Am Montag beschäftigte der Fall das Münchner Landgericht, denn der Streitwert lag bei 10.000 Euro. Im Vergleich zu amerikanischen Prozessen beinahe eine lächerliche Summe, denn auch in diesem Prozess ging es um die Persönlichkeitsrechte – um die von Josef Wollinger. Sein Bart ist berühmt: Im Jahr 2009 nämlich gewann der heute 57-Jährige die Weltmeisterschaft der Bart-Träger in der Kategorie „Garibaldi“. In einem Westernfilm spielte er auch mit – und in Freising kennt man den „Fuzzy“ als grantelnden Straßenkehrer. Ein echtes bayerisches Original also. Ausgerechnet wegen seines Barts musste Wollinger nun vor dem Landgericht antreten.

Freising: Fuzzy Wollinger verklagt ehemaligen Freund wegen Bart-Fotos

Und was soll man sagen? Schee isser scho, dieser Bart. Von der Nasenspitze bis zum unteren Ende geschätzte 30 Zentimeter lang. Drahtig, aber gepflegt. Grau-meliert und irgendwie einzigartig. Aber darf man ihn deshalb auch in einem Buch drucken? Über diese Frage musste das Gericht entscheiden.
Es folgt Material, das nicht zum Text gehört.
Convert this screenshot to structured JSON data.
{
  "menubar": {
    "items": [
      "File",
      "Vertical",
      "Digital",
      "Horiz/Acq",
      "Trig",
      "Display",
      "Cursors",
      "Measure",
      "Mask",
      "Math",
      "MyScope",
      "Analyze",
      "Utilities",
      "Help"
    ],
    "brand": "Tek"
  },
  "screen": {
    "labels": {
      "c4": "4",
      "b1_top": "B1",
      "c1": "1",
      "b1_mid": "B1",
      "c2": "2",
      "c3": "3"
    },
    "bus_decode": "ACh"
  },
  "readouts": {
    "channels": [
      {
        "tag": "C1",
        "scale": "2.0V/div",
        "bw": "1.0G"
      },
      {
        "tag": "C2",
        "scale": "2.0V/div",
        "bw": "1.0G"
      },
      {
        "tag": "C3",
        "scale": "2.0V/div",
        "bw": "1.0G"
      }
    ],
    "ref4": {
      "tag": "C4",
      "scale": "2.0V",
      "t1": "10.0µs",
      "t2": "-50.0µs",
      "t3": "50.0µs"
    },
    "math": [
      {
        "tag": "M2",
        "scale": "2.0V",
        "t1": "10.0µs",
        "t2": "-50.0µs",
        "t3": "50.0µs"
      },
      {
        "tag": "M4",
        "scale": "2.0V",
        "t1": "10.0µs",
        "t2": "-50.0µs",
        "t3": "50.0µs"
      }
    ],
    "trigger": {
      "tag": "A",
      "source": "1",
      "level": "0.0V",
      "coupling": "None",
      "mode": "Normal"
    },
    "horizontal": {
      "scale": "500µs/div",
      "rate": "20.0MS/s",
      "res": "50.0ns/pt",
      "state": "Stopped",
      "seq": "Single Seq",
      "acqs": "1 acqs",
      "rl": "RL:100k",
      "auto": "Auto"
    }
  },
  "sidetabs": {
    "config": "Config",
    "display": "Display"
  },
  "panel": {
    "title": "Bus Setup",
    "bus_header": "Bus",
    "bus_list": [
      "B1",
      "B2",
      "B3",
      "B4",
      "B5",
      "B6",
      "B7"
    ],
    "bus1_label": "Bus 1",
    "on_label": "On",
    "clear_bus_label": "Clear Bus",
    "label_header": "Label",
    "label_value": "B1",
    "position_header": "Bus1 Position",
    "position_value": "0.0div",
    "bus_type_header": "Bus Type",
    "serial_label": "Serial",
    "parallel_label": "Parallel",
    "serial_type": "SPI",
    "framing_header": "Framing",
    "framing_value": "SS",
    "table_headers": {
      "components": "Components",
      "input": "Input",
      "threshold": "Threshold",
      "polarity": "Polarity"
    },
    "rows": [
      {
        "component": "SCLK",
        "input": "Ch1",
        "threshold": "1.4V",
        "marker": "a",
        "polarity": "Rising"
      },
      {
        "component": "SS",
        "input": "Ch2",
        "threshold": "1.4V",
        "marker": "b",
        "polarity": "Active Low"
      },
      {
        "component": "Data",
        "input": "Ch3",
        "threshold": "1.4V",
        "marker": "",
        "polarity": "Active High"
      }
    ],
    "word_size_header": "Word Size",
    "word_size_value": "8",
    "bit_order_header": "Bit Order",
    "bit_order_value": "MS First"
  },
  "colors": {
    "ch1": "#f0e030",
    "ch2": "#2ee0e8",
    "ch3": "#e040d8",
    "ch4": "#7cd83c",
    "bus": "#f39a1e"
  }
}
Dort forderte Wollinger neben der Unterlassung auch eine finanzielle Entschädigung. „Mein Bart gehört mir“, sagt er. „Wahrscheinlich ist der Klaus durch mich mit dem Buch reich geworden. Aber abgegeben hat er mir nichts.“ Auf rund 70 000 Euro schätzt Wollinger die Einnahmen aus der Veröffentlichung des Bildbandes. Mit diesem Streit endete schließlich die Freundschaft der beiden. Bichlmeier brachte den Bildband im Eigenverlag heraus. „Mit mir brauchst du nicht mehr sprechen“, schimpfte Fuzzy Wollinger hernach.

Im Verhandlungssaal 501 am Lenbachplatz sahen sich die beiden nun wieder – und stritten darüber, ob tatsächlich eine Verletzung des Persönlichkeitsrechts vorliegt. „So ein Schmarrn“, sagt Bichlmeier. „Der Fuzzy hat sich jeden Tag bedankt, dass ich ein Foto von ihm drucke. Er wollte groß rauskommen.“ Grummelig streicht sich Wollinger durch den Fussel-Bart: „A geh!“, sagt er – und winkt ab.

Freisinger bekommt Entschädigung - Haariger Streit beendet

Die strittigen Fotos aber, darunter Fuzzy auf dem Westernpferd, hatte Wollinger selbst einmal im Internet hochgeladen. „Das ist längst ein Foto der Zeitgeschichte“, sagt Bichlmeier. „Jeder kennt doch den Fuzzy.“ Weil der Richter das ähnlich sah, war eine Geldentschädigung vom Tisch. Blieb also noch die Unterlassung. Auch darauf hatte Bichlmeier eine Antwort: In neueren Auflagen seines Buches hat er die Fuzzy-Fotos rausgenommen. „Die Abmahnungen waren deshalb nicht rechtens“, sagt sein Anwalt. Auf Anraten des Richters einigten sich die beiden Streithähne am Ende auf einen Vergleich: Bichlmeier zahlt 150 Euro an Wollinger und Fuzzy übernimmt den Großteil der Gerichtskosten. Das Ende eines haarigen Streits.